Ein stärkerer/längerer/breiterer Motor, eine andere Übersetzung, ein anderes Getriebe, größere oder kleinere Räder, andere Achsen oder auch eine andere Karosserieform: aufgrund des einfachen Bauprinzips ist nahezu alles möglich und nur die Fantasie und das handwerkliche Können der Schraubenden setzen hier Grenzen. Da in den USA nahezu jedes Fahrzeug gefahren werden darf, was fahren kann, floriert die Hotrod-Szene dort – bis heute.

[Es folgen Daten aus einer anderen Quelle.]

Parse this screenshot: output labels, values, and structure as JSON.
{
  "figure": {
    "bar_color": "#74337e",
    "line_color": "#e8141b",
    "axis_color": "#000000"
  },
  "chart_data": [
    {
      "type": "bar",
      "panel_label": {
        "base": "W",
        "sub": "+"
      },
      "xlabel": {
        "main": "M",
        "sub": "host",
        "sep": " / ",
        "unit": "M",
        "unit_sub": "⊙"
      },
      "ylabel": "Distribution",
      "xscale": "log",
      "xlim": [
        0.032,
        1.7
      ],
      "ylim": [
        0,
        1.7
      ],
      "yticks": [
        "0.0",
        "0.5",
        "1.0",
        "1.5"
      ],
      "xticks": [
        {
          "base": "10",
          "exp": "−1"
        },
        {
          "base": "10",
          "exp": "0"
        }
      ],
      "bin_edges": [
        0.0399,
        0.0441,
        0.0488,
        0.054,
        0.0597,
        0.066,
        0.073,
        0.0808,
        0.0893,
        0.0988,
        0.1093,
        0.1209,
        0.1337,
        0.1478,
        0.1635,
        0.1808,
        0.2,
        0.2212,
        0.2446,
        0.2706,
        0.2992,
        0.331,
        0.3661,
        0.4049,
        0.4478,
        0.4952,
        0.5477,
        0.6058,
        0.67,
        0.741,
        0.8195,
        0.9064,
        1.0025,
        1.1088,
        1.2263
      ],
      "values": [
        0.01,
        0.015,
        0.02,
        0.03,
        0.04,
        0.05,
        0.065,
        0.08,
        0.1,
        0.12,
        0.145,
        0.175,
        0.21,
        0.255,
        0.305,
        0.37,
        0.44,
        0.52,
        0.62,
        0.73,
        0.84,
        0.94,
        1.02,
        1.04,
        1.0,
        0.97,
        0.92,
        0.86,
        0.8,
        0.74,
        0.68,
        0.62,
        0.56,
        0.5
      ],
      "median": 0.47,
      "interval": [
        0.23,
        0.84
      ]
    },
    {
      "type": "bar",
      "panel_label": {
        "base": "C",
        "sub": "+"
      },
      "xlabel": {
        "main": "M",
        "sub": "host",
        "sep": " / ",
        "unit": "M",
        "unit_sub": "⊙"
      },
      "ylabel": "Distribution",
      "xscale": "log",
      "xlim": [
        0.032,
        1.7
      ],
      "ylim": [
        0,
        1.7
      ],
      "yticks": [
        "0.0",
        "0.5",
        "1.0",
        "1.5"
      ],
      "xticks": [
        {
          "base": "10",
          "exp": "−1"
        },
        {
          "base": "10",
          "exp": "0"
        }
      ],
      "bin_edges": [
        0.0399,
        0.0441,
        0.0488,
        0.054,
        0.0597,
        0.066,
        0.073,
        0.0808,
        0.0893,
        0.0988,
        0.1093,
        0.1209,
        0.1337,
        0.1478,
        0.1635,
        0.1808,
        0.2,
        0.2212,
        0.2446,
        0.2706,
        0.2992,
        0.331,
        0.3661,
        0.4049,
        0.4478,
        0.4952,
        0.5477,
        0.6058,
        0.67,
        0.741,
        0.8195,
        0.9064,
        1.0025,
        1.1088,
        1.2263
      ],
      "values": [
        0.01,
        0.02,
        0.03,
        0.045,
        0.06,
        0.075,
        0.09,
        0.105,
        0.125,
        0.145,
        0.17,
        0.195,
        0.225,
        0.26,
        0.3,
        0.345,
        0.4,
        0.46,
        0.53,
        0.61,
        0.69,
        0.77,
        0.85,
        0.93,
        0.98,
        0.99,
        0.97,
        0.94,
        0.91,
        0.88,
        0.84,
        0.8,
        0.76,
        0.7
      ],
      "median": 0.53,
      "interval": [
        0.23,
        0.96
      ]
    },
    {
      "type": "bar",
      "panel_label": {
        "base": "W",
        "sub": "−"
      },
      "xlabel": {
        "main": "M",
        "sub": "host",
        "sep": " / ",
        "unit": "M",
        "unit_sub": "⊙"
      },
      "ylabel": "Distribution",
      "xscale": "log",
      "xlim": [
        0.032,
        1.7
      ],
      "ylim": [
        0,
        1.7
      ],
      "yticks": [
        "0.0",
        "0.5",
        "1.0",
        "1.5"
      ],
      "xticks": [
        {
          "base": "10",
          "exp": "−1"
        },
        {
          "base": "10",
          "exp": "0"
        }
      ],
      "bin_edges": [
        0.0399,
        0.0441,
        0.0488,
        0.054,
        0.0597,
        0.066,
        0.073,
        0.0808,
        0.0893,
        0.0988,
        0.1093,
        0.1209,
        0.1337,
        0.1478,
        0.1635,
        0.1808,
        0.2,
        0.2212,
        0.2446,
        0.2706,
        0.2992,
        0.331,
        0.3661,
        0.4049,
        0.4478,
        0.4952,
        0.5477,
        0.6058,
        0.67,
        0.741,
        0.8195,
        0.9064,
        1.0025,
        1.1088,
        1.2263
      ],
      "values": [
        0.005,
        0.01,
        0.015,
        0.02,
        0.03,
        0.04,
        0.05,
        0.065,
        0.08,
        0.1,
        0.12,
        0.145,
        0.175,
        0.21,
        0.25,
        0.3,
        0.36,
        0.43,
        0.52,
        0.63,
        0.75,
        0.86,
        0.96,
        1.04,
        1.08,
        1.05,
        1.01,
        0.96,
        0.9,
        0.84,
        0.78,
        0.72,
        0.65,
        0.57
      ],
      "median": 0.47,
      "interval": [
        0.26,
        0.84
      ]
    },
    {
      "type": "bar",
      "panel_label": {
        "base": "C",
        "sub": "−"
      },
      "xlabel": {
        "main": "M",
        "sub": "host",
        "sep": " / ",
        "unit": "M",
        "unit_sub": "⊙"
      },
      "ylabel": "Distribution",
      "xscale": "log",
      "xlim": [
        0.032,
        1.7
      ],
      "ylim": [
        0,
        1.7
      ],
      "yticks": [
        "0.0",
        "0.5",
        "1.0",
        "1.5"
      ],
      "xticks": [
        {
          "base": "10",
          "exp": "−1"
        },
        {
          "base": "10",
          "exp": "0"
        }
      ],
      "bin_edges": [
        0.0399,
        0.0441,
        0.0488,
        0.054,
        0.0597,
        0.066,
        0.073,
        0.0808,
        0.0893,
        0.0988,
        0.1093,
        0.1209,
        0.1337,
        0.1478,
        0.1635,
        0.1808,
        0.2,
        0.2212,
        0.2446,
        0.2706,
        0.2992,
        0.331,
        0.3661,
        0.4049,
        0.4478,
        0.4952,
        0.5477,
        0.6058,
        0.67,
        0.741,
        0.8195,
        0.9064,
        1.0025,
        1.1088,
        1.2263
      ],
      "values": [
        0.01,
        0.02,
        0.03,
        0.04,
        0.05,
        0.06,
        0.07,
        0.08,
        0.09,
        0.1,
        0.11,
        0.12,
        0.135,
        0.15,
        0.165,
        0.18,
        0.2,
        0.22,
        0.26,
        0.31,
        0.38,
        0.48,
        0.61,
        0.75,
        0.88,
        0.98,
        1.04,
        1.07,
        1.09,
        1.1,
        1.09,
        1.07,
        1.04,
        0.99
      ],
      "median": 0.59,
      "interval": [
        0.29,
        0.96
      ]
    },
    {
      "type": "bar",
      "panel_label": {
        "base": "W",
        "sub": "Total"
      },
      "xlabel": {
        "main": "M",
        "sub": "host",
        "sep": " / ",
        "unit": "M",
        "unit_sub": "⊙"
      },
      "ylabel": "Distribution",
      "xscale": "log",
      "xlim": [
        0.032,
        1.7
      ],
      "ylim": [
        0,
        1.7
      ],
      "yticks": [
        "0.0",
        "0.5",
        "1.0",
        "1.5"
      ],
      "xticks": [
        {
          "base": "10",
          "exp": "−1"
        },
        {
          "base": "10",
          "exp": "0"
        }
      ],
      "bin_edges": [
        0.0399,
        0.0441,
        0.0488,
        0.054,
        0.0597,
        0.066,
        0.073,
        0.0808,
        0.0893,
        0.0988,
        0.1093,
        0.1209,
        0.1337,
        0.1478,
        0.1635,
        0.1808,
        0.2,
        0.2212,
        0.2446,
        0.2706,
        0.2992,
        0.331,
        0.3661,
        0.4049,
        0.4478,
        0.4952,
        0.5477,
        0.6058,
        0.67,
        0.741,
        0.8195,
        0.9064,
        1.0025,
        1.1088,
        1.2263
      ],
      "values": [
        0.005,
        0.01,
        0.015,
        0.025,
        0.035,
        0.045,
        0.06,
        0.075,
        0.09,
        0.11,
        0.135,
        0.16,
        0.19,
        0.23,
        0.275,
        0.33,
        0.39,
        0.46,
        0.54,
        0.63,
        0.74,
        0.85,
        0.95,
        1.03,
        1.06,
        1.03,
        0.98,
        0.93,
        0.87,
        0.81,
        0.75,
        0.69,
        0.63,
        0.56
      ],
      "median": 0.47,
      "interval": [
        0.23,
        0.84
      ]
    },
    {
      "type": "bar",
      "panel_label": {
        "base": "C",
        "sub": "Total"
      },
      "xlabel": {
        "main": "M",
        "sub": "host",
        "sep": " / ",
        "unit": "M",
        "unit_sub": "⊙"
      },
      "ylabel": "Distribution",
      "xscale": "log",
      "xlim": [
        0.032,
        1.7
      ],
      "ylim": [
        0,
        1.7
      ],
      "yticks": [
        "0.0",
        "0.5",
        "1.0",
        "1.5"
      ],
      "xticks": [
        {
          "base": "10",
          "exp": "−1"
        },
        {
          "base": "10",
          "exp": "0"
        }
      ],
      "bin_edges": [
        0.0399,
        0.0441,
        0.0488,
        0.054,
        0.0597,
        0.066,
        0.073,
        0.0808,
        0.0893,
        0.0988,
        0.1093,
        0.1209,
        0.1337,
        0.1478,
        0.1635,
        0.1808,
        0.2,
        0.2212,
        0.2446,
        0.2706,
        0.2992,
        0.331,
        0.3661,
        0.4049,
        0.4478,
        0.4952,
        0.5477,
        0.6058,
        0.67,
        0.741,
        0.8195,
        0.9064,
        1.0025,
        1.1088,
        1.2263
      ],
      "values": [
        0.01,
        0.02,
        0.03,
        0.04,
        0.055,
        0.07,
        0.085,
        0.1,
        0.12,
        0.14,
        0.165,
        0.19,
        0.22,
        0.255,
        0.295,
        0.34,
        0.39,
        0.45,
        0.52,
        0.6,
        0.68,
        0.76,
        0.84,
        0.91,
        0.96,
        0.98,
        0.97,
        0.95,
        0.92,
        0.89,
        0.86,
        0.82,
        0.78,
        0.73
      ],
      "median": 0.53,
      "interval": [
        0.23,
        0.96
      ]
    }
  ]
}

Zwischenzeitlich hat Tobias umgeschult und fuhr vier Jahre lang als ausgebildeter Berufskraftfahrer mit seinem LKW durch Europa. Seit 2012 ist er bei Bertrandt. Ein Kollege nimmt ihn schließlich mit zu einem Hotrod-Treffen bei Berlin. „Die Atmosphäre, die Gespräche, natürlich die Autos, der Sound – das war der Moment, in dem ich wusste: Ich will auch einen Hotrod haben“, fasst Tobias seinen Entschluss zusammen. Im Anschluss an das Treffen wird in Foren weiter diskutiert und gechattet, irgendwann taucht ein Angebot auf und nach langen Verhandlungen wird schließlich in Arizona (USA) ein Fahrzeug verladen und auf den Weg nach Sachsen-Anhalt  gebracht.

Als der ehemalige Ford A 2018 nach langer Reise eintrifft, zeigt sich der Enthusiasmus der bastelnden Vorbesitzer im Detail. Der Leiterrahmen wurde in der Mitte herausgetrennt und tiefer wieder eingesetzt. Die Achsen wurden nach oben versetzt um den Schwerpunkt weiter nach unten zu legen. Die Karosse wurde auf Höhe der Fenster horizontal durchgeschnitten, ein 6" breiter Streifen herausgetrennt und anschließend wurde die Karosse wieder zusammengesetzt. So um ca. 15 cm erniedrigt wurde die Karosse nicht auf den Rahmen gesetzt sondern darüber gezogen und dann befestigt. Derart um ca. 50cm in der Höhe geschrumpft kam anstelle des ursprünglichen Motors ein V8-Motor mit 5,7 Litern Hubraum, modifizierten Zylinderköpfen und einem Edelbrock-Vergaser was zusammen etwa 300 PS ergibt. Anstelle der mechanisch betätigten Trommelbremsen verzögern vorne jetzt große hydraulische Scheibenbremsen und auch die hinteren Trommeln werden mittlerweile hydraulisch angesteuert. Überflüssiges Blech wie die Kotflügel oder auch die Motorhaube sind entfernt, dafür ist das originale Vinyl-Dach durch eines aus Blech ersetzt worden.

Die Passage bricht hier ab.